Interieurvoorverwarming-extra verwarmingsaggregaat start niet
Als de interieurvoorverwarming / het extra verwarmingsaggregaat niet start, dan is de waarschijnlijkste oorzaak een noodvergrendeling vanwege de volgende omstandigheden:
- 1) Te lage spanning in het boordnet
- 2) Oververhitting van de interieurvoorverwarming
- 3) Brandstofgebrek
- M.b.t. 1) Wordt er een te lage spanning in het boordnet vastgesteld, dan wordt het starten van de interieurvoorverwarming / het extra verwarmingsaggregaat voorkomen. De accutoestand en de dynamo controleren, zo nodig accu bijladen. De klant naar zijn rijprofiel vragen. Bij een rijprofiel met het vaak rijden van korte afstanden de klant op de ongunstige laadbalans van de accu wijzen. De hieruit resulterende beperkingen in het functioneren van de interieurvoorverwarming verklaren.

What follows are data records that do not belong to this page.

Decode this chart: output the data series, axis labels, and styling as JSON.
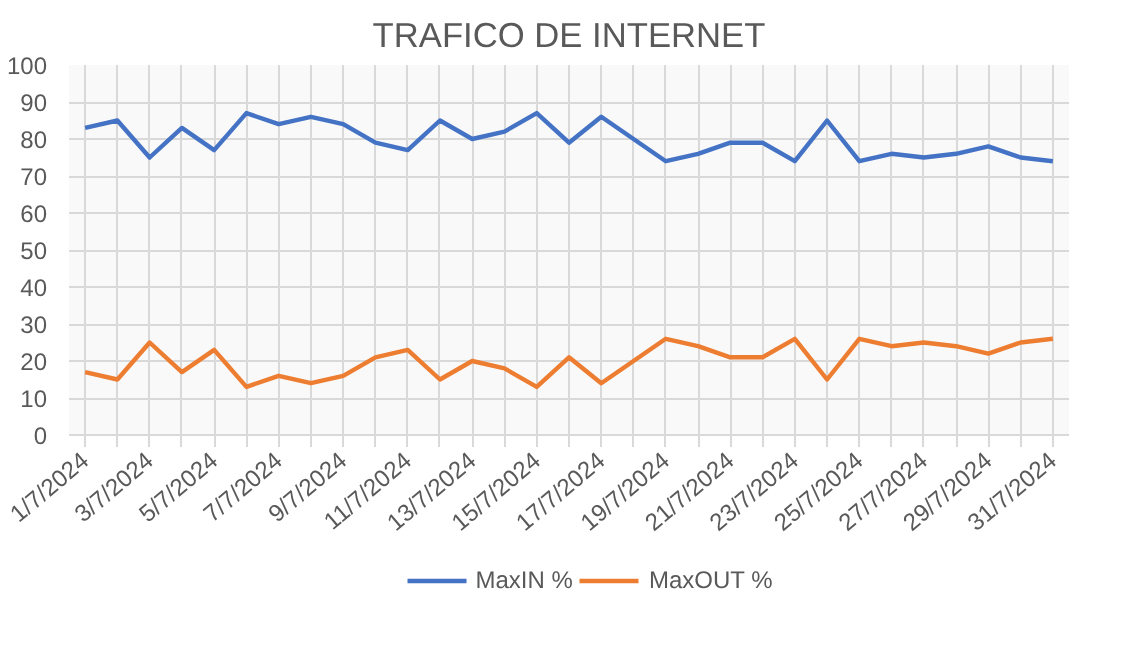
{
  "chart_data": {
    "type": "line",
    "title": "TRAFICO DE INTERNET",
    "categories": [
      "1/7/2024",
      null,
      "3/7/2024",
      null,
      "5/7/2024",
      null,
      "7/7/2024",
      null,
      "9/7/2024",
      null,
      "11/7/2024",
      null,
      "13/7/2024",
      null,
      "15/7/2024",
      null,
      "17/7/2024",
      null,
      "19/7/2024",
      null,
      "21/7/2024",
      null,
      "23/7/2024",
      null,
      "25/7/2024",
      null,
      "27/7/2024",
      null,
      "29/7/2024",
      null,
      "31/7/2024"
    ],
    "series": [
      {
        "name": "MaxIN %",
        "color": "#4472c4",
        "values": [
          83,
          85,
          75,
          83,
          77,
          87,
          84,
          86,
          84,
          79,
          77,
          85,
          80,
          82,
          87,
          79,
          86,
          80,
          74,
          76,
          79,
          79,
          74,
          85,
          74,
          76,
          75,
          76,
          78,
          75,
          74
        ]
      },
      {
        "name": "MaxOUT %",
        "color": "#ed7d31",
        "values": [
          17,
          15,
          25,
          17,
          23,
          13,
          16,
          14,
          16,
          21,
          23,
          15,
          20,
          18,
          13,
          21,
          14,
          20,
          26,
          24,
          21,
          21,
          26,
          15,
          26,
          24,
          25,
          24,
          22,
          25,
          26
        ]
      }
    ],
    "ylim": [
      0,
      100
    ],
    "yticks": [
      0,
      10,
      20,
      30,
      40,
      50,
      60,
      70,
      80,
      90,
      100
    ],
    "grid": true,
    "legend": "bottom",
    "marker": "none",
    "line_style": "solid"
  }
}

- M.b.t. 2) Wordt een oververhitting van de interieurvoorverwarming vastgesteld, dan wordt de interieurvoorverwarming niet gestart. Het koelvloeistofpeil controleren en bij verdenking van lekkage het koelsysteem hierop controleren. Zo nodig de samenstelling van de koelvloeistof controleren. De magneetkleppen van het koelsysteem overeenkomstig de voorschriften controleren en ten aanzien van verkeerde schakelingen controleren. De koelvloeistofslangen ten aanzien van plaatsen met een knik, kapotte slangklemmen en algemene beschadigingen controleren. Om een nieuwe, succesvolle start te initialiseren, de interieurvoorverwarming laten afkoelen en de vergrendeling resetten.

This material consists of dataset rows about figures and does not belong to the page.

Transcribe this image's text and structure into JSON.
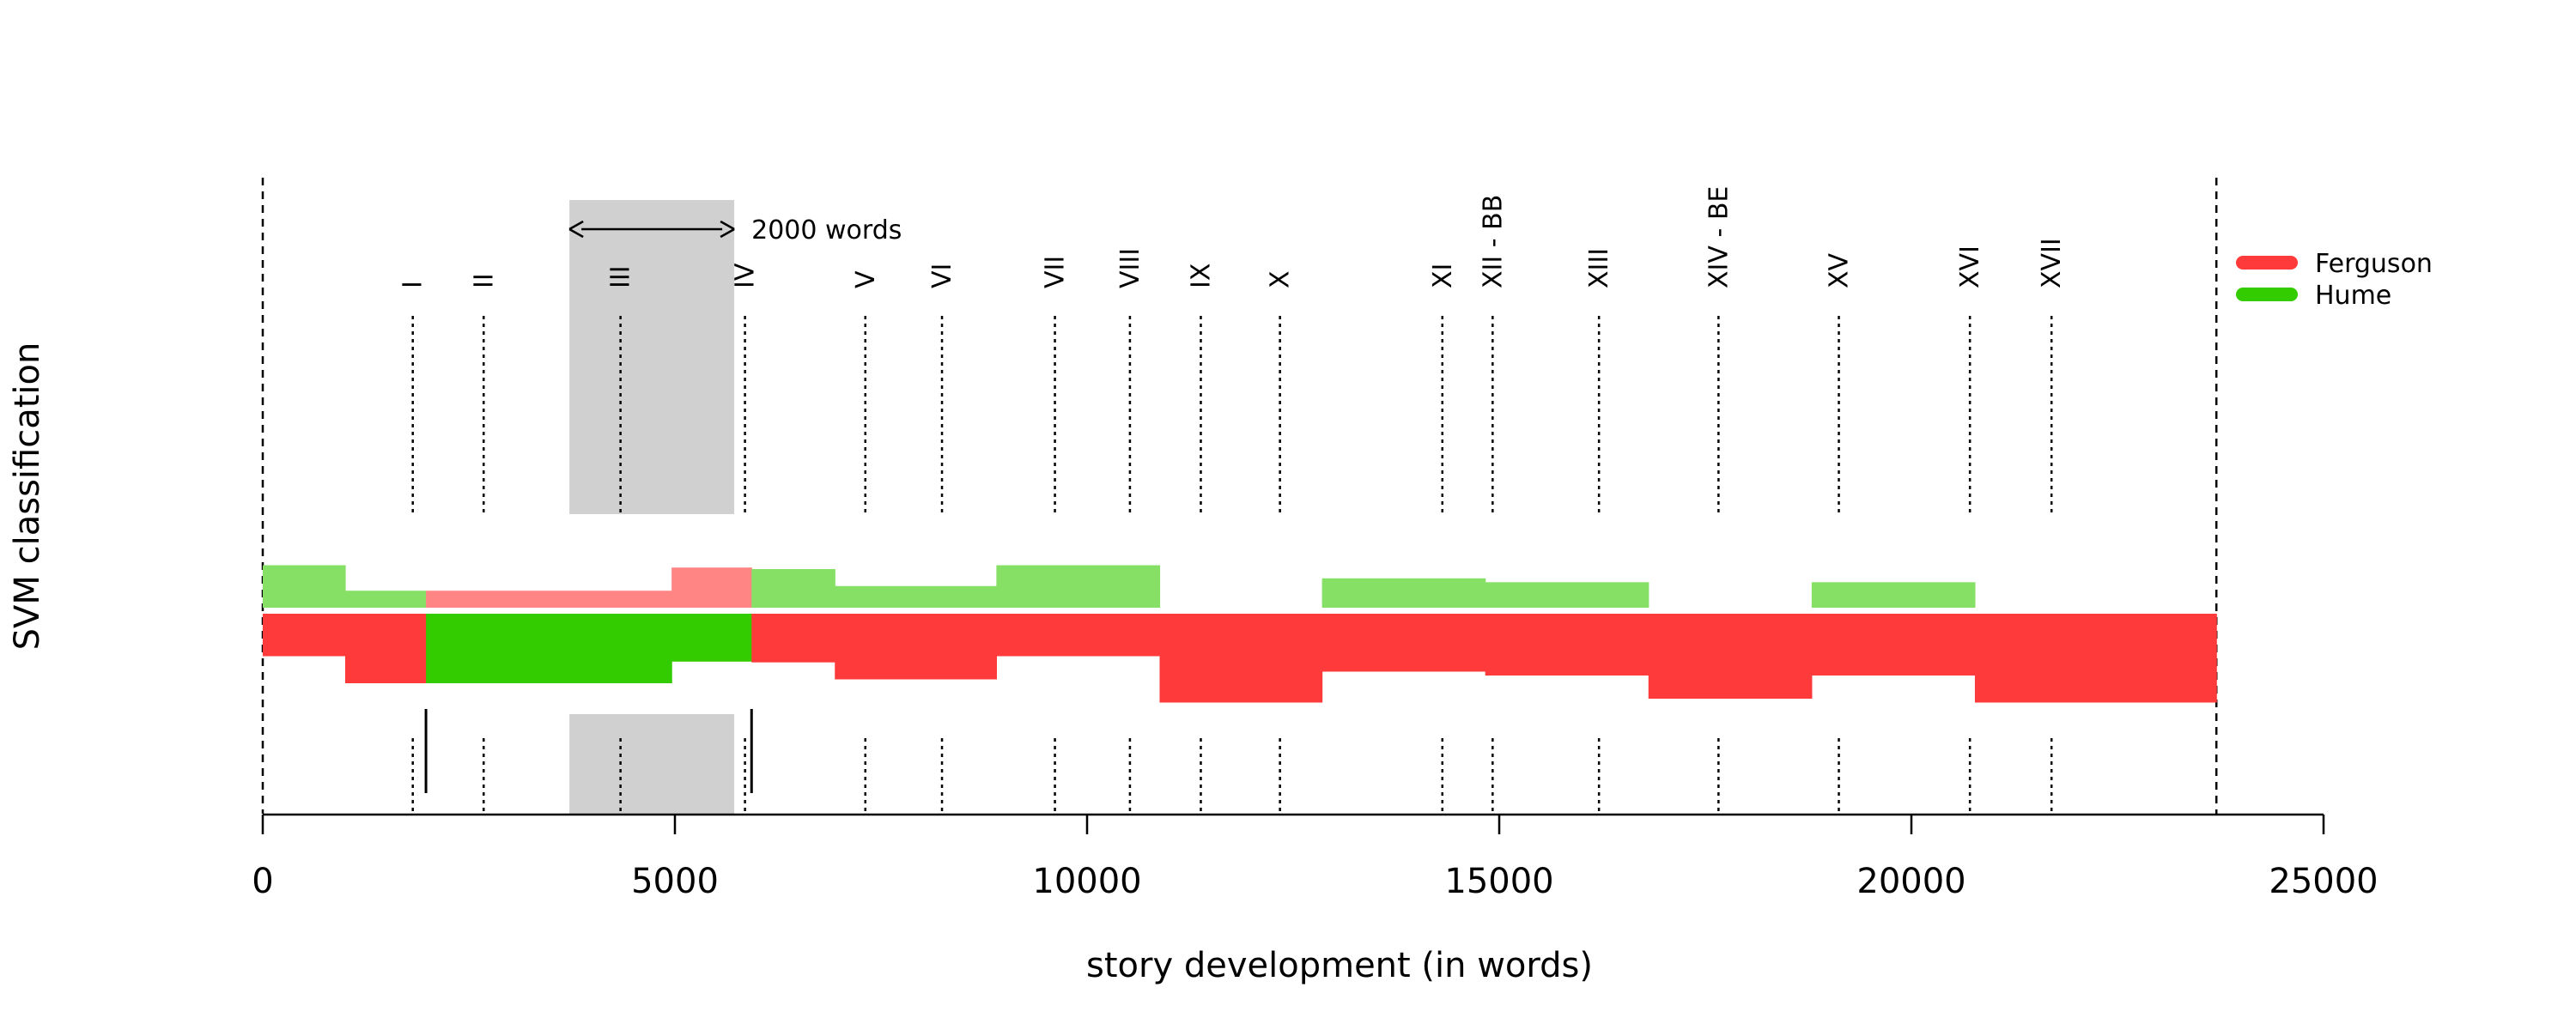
{
  "chart_data": {
    "type": "timeline",
    "xlabel": "story development (in words)",
    "ylabel": "SVM classification",
    "xlim": [
      0,
      25000
    ],
    "x_ticks": [
      0,
      5000,
      10000,
      15000,
      20000,
      25000
    ],
    "x_tick_labels": [
      "0",
      "5000",
      "10000",
      "15000",
      "20000",
      "25000"
    ],
    "text_end": 23700,
    "window": {
      "start": 3720,
      "end": 5720,
      "label": "2000 words"
    },
    "chapters": [
      {
        "label": "I",
        "x": 1820
      },
      {
        "label": "II",
        "x": 2680
      },
      {
        "label": "III",
        "x": 4340
      },
      {
        "label": "IV",
        "x": 5850
      },
      {
        "label": "V",
        "x": 7310
      },
      {
        "label": "VI",
        "x": 8240
      },
      {
        "label": "VII",
        "x": 9610
      },
      {
        "label": "VIII",
        "x": 10520
      },
      {
        "label": "IX",
        "x": 11380
      },
      {
        "label": "X",
        "x": 12340
      },
      {
        "label": "XI",
        "x": 14310
      },
      {
        "label": "XII - BB",
        "x": 14920
      },
      {
        "label": "XIII",
        "x": 16210
      },
      {
        "label": "XIV - BE",
        "x": 17660
      },
      {
        "label": "XV",
        "x": 19120
      },
      {
        "label": "XVI",
        "x": 20710
      },
      {
        "label": "XVII",
        "x": 21700
      }
    ],
    "change_markers": [
      1980,
      5930
    ],
    "segments": [
      {
        "start": 0,
        "end": 1000,
        "winner": "Ferguson",
        "ferguson": 0.55,
        "hume": 0.55
      },
      {
        "start": 1000,
        "end": 1980,
        "winner": "Ferguson",
        "ferguson": 0.9,
        "hume": 0.22
      },
      {
        "start": 1980,
        "end": 4960,
        "winner": "Hume",
        "ferguson": 0.22,
        "hume": 0.9
      },
      {
        "start": 4960,
        "end": 5930,
        "winner": "Hume",
        "ferguson": 0.52,
        "hume": 0.62
      },
      {
        "start": 5930,
        "end": 6940,
        "winner": "Ferguson",
        "ferguson": 0.63,
        "hume": 0.5
      },
      {
        "start": 6940,
        "end": 8900,
        "winner": "Ferguson",
        "ferguson": 0.85,
        "hume": 0.28
      },
      {
        "start": 8900,
        "end": 10880,
        "winner": "Ferguson",
        "ferguson": 0.55,
        "hume": 0.55
      },
      {
        "start": 10880,
        "end": 12850,
        "winner": "Ferguson",
        "ferguson": 1.15,
        "hume": 0.0
      },
      {
        "start": 12850,
        "end": 14830,
        "winner": "Ferguson",
        "ferguson": 0.75,
        "hume": 0.38
      },
      {
        "start": 14830,
        "end": 16810,
        "winner": "Ferguson",
        "ferguson": 0.8,
        "hume": 0.33
      },
      {
        "start": 16810,
        "end": 18790,
        "winner": "Ferguson",
        "ferguson": 1.1,
        "hume": 0.0
      },
      {
        "start": 18790,
        "end": 20770,
        "winner": "Ferguson",
        "ferguson": 0.8,
        "hume": 0.33
      },
      {
        "start": 20770,
        "end": 23700,
        "winner": "Ferguson",
        "ferguson": 1.15,
        "hume": 0.0
      }
    ],
    "legend": [
      {
        "name": "Ferguson",
        "color": "#ff3a3a"
      },
      {
        "name": "Hume",
        "color": "#33cc00"
      }
    ],
    "colors": {
      "ferguson": "#ff3a3a",
      "ferguson_light": "#ff8585",
      "hume": "#33cc00",
      "hume_light": "#85e065",
      "window": "#d0d0d0"
    },
    "legend_position": "top-right",
    "grid": false
  }
}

- M.b.t. 3) De interieurvoorverwarming / het extra verwarmingsaggregaat probeert tot driemaal te starten. Als dit niet lukt, wordt de regeleenheid vergrendeld. De minimaal noodzakelijke tankinhoud is 8 liter brandstof. Dat betekent dat bij de reservestand of een te laag brandstofpeil werkt de interieurvoorverwarming niet. Om het probleem te verhelpen voldoende brandstof tanken en vervolgens de noodvergrendeling resetten. Als er voldoende brandstof beschikbaar is, alle slangen op een plaats met een knik en op lekkages controleren.
- 4) Verder kan een opgeslagen storing in de IHKA-regeleenheid het starten van de interieurvoorverwarming / het extra verwarmingsaggregaat voorkomen. De in het storingsgeheugen opgeslagen storing (storing K-bus) wijst op een storing in de communicatie tussen de IHKA-regeleenheid en de interieurvoorverwarming / het extra verwarmingsaggregaat. In dit geval het storingsgeheugen van de IHKA-regeleenheid wissen en opnieuw starten (controleschema in acht nemen).
Aanwijzingen over mogelijke opgeslagen storingen in het storingsgeheugen in de regeleenheid van de interieurvoorverwarming
- Storing in circulatiepomp
Als er een storing voor de circulatiepomp is opgeslagen, dan de contacten ten aanzien van loszittende resp. afgebroken pennen alsmede op corrosie controleren. De kabels op zichtbare beschadigingen controleren. Verder bestaat de mogelijkheid, de circulatiepomp handmatig met een spanning van 12 volt aan te sturen en het stroomverbruik met een multimeter te controleren. Als de storing na een eerdere positieve controle van de circulatiepomp opnieuw wordt opgeslagen, dan moet er van een defecte uitgang van de regeleenheid worden uitgegaan.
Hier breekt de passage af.